Clothes with a User Manual
The patterns were spectacular—everything from Scottish-style checks to zebras that looked like they’d just escaped a circus. Even the single-color fabrics looked ceremonial. Everyone wore something different, even if at first glance it all seemed the same. Maasai women, on the other hand, had it easier. Purple dresses, identical cut, shaved heads. They all looked almost the same. They’d be clones, really, if only nature had agreed on one standard model.
It made me wonder what would have happened if, long ago, when someone decided that this would be the official Maasai outfit, they had chosen spacesuits instead. Picture this: cows strolling through the bush, a Maasai in a spacesuit behind them, meeting another Maasai in a spacesuit. “Hello, any news?” They haven’t seen each other for at least twenty minutes. “I can’t hear you, I’m in a spacesuit.” “I see your lips moving, but I can’t hear you either, I’m in a spacesuit.” “I’m in a spacesuit, but I think I’m running out of oxygen.” And he faints. Which clearly proves that spacesuits are not an ideal solution for the bush. They would collapse Maasai culture in record time. In short: no spacesuits.
Traditional Maasai cloth robes have one enormous advantage—they are all-day, all-night garments. Nonstop fashion. At night they double as a sleeping bag. At least I think so. I never actually slept in a house with Maasai. That might have disadvantages for them, because compared to them I am definitely not slim and I definitely snore. Besides that, warriors included weapons as part of their outfit, so in the evening they took those off—unlike the robes—and in the morning, as soon as they got up, they put them back on and wore them all day. It was very practical, because when they walked through the house with those weapons, they could knock things off the table with them. Every single time they passed by.

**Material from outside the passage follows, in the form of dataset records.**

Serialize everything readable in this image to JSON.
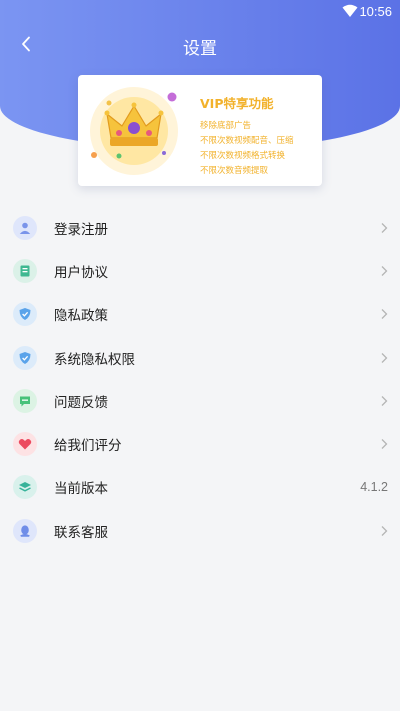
{
  "status_bar": {
    "time": "10:56",
    "wifi_icon": "wifi-icon"
  },
  "header": {
    "title": "设置",
    "back_icon": "chevron-left-icon",
    "gradient": [
      "#7b95f2",
      "#5b72e6"
    ]
  },
  "vip_card": {
    "title": "VIP特享功能",
    "features": [
      "移除底部广告",
      "不限次数视频配音、压缩",
      "不限次数视频格式转换",
      "不限次数音频提取"
    ],
    "accent_color": "#f2b22c",
    "icon": "crown-icon"
  },
  "menu": {
    "items": [
      {
        "label": "登录注册",
        "icon": "user-icon",
        "icon_bg": "#dfe6fb",
        "icon_color": "#7a94ea",
        "trailing": "chevron"
      },
      {
        "label": "用户协议",
        "icon": "document-icon",
        "icon_bg": "#dbf1e8",
        "icon_color": "#3fb891",
        "trailing": "chevron"
      },
      {
        "label": "隐私政策",
        "icon": "shield-icon",
        "icon_bg": "#dcebfa",
        "icon_color": "#5aa3ea",
        "trailing": "chevron"
      },
      {
        "label": "系统隐私权限",
        "icon": "shield-icon",
        "icon_bg": "#dcebfa",
        "icon_color": "#5aa3ea",
        "trailing": "chevron"
      },
      {
        "label": "问题反馈",
        "icon": "message-icon",
        "icon_bg": "#dcf3e4",
        "icon_color": "#47c27a",
        "trailing": "chevron"
      },
      {
        "label": "给我们评分",
        "icon": "heart-icon",
        "icon_bg": "#fde2e4",
        "icon_color": "#ec4a5f",
        "trailing": "chevron"
      },
      {
        "label": "当前版本",
        "icon": "layers-icon",
        "icon_bg": "#d9f1ec",
        "icon_color": "#37b39a",
        "trailing": "value",
        "value": "4.1.2"
      },
      {
        "label": "联系客服",
        "icon": "qq-icon",
        "icon_bg": "#dfe6fb",
        "icon_color": "#6f8de8",
        "trailing": "chevron"
      }
    ]
  }
}
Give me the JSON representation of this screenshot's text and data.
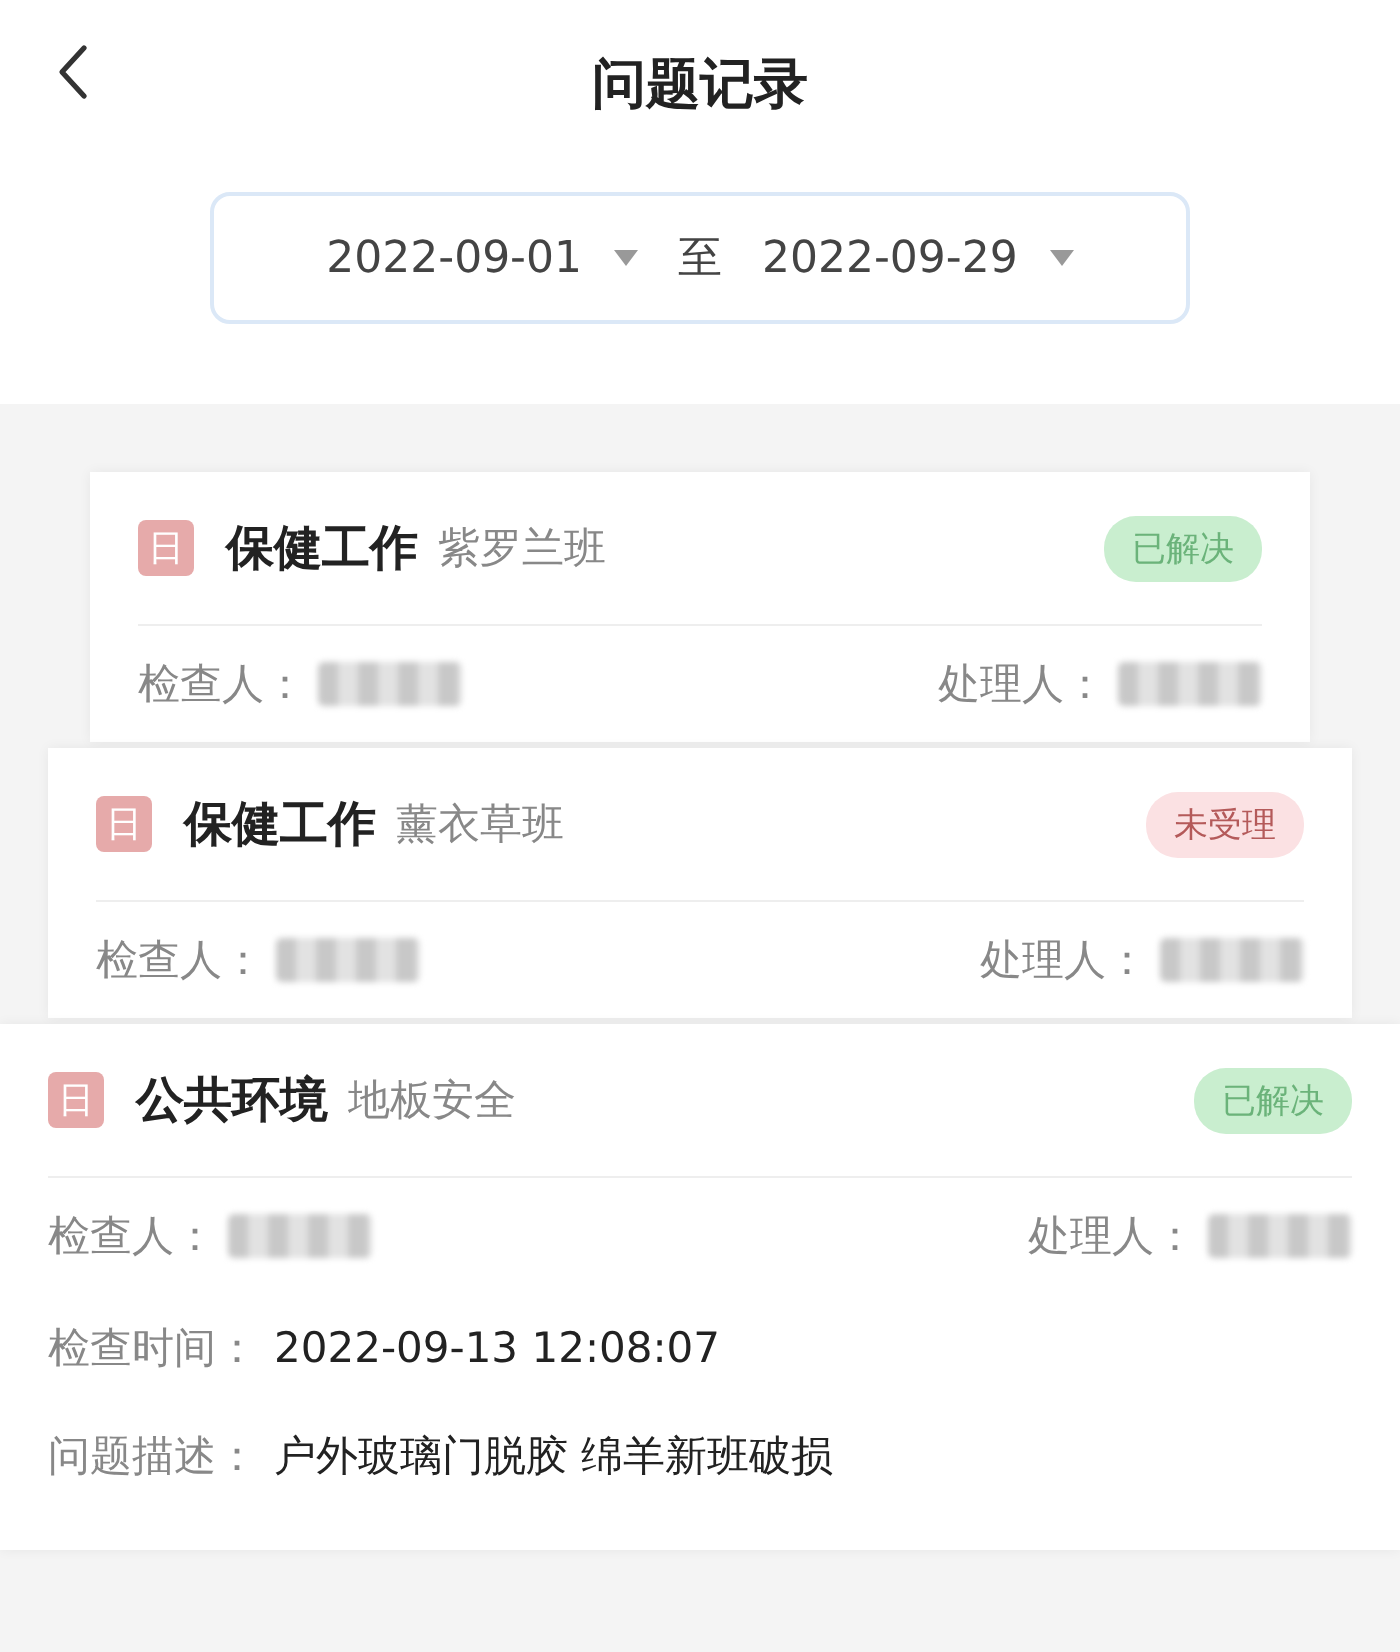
{
  "header": {
    "title": "问题记录"
  },
  "date_range": {
    "start": "2022-09-01",
    "separator": "至",
    "end": "2022-09-29"
  },
  "records": [
    {
      "badge": "日",
      "title": "保健工作",
      "subtitle": "紫罗兰班",
      "status": {
        "label": "已解决",
        "kind": "resolved"
      },
      "inspector_label": "检查人：",
      "inspector": {
        "kind": "redacted"
      },
      "handler_label": "处理人：",
      "handler": {
        "kind": "redacted"
      }
    },
    {
      "badge": "日",
      "title": "保健工作",
      "subtitle": "薰衣草班",
      "status": {
        "label": "未受理",
        "kind": "pending"
      },
      "inspector_label": "检查人：",
      "inspector": {
        "kind": "redacted"
      },
      "handler_label": "处理人：",
      "handler": {
        "kind": "redacted"
      }
    },
    {
      "badge": "日",
      "title": "公共环境",
      "subtitle": "地板安全",
      "status": {
        "label": "已解决",
        "kind": "resolved"
      },
      "inspector_label": "检查人：",
      "inspector": {
        "kind": "redacted"
      },
      "handler_label": "处理人：",
      "handler": {
        "kind": "redacted"
      },
      "details": [
        {
          "label": "检查时间：",
          "value": "2022-09-13 12:08:07"
        },
        {
          "label": "问题描述：",
          "value": "户外玻璃门脱胶 绵羊新班破损"
        }
      ]
    }
  ]
}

Seeing a Maasai warrior on a regular weekday without beads in every color known to humanity means he is not a Maasai warrior. Their affection for bracelets, necklaces and ornaments sometimes borders on fanaticism. Fanatics of all nations, unite—and hang yourselves in beads! My favorites were the emusitai—wide bracelets, about twenty centimeters across, worn on the forearm. They were expensive, handmade, each one unique. The funniest part? They were sewn on permanently, so they couldn’t be taken off. Another very popular decoration were small metal discs with a hole. If they were coins, there would have to be a Maasai National Bank issuing small change before every celebration so people would have something to decorate themselves with. But there is no Maasai National Bank—if only because it would have no authority to declare national mourning in case the coins ran out.
Women have it arranged completely opposite to what we’re used to. The men walk around overloaded with beads, hair extensions and vivid patterns, and the women all wear identical purple dresses. Of course they like to decorate themselves too, but they cannot compete with the intensity of the warriors. I have a funny story about that. I bought about thirty bead necklaces on request and unwisely left them on the table. Within two minutes, two Maasai women were standing there, already trying them on. For the life of me I couldn’t explain that I was taking them home. Only when Renča, in her calm but firm manner, explained that the necklaces were not to be taken, did the shouting subside and the beads were returned—with deep incomprehension. And I almost forgot the children. They were dressed just like the adults. Certainly not the same garments—unless the goal was to watch them drag yards of fabric behind them like confused little caterpillars.